There is no doubt that Mexico loves beer. Yes, Mexico produces decent wines and fantastic spirits, but for many Mexicans across the Republic, beer is their go-to drink; it's the fans favorite for parties, meetings, and makes the best partner for snacks. It's simple, democratic – because there's one to suit all tastes – but in short, beer is love.
Beer industry in Mexico
Beer has been produced in Mexico for over 125 years, and we're sure it still has many more to come.
According to The book on Mexican Beer (Museo Museo, 2016), Mexico consumes more than 71 millions Hectoliters every year, which means that an average Mexican drinks up to 63 liters a year – and those numbers place us among the top 10 beer drinking countries in the world.

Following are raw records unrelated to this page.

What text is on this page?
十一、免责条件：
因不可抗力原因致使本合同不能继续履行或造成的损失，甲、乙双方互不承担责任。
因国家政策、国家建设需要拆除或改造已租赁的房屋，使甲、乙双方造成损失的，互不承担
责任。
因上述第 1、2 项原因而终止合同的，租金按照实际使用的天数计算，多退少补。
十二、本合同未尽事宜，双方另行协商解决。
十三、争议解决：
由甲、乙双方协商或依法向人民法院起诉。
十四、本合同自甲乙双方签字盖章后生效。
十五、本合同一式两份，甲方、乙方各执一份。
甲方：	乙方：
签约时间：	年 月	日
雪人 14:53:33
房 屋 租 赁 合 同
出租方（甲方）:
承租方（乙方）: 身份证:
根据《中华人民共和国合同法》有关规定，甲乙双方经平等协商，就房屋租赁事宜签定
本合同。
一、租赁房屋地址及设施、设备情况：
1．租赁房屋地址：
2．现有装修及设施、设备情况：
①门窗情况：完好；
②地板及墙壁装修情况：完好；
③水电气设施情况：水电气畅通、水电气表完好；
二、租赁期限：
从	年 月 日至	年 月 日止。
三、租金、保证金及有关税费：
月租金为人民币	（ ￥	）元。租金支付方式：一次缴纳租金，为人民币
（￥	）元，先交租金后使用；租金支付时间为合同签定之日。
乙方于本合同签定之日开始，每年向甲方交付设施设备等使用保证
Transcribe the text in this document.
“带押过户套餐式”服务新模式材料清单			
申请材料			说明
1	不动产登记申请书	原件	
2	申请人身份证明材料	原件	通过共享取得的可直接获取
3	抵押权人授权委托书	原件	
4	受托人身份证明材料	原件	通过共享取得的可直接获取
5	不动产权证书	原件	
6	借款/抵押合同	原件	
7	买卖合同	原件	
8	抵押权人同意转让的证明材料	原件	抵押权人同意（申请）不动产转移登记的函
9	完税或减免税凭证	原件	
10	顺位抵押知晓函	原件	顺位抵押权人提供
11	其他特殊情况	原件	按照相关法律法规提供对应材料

Likewise, the beer industry has had an economic growth of 0.7 per cent in just six years (2010 – 2016). Thus, the efforts of large scale and small scale producers have bear fruit. Mexico is today the fourth producer of beer, with 105 millions of hectoliters per year. And whiile we are still below China, Brazil and the United States, we've surpassed Germany and its famous beer tradition. That's one for the history books.
Finally, it's necessary to highlight that our country is also the world's number one beer exporter (to 180 countries, no less), according to the figures gathered by Cerveceros de Mexico (Mexican Beer-Makers) during 2015.
What beer styles do we produce?
There are many beer styles, and everything depends on how beer is brewed. Generally, beer falls within two categories: lager and ale. The Book on Mexican Beer says that “for brewing ales, light yeasts are necessary and the process is done at temperatures between 17 to 24°C in order to achieve complex fruit flavors.” On the other hand, lager beers need “a yeast that acts from deep within, brewed at temperatures between 8 to 15°C, so the slow process achieves a sharp flavor with a crystalline look and a higher carbonation.”
Large or small, we all contribute
Perhaps the most common beers are those of multinational companies, such as Cervecería Cuauhtémoc or the Modelo Group, but there are currently over 400 craft beer producers in the country, and they play a key role not only in the growth of the industry but also in product quality and positive competition.
This beer boom is the result of the efforts of both, the producer and the consumer.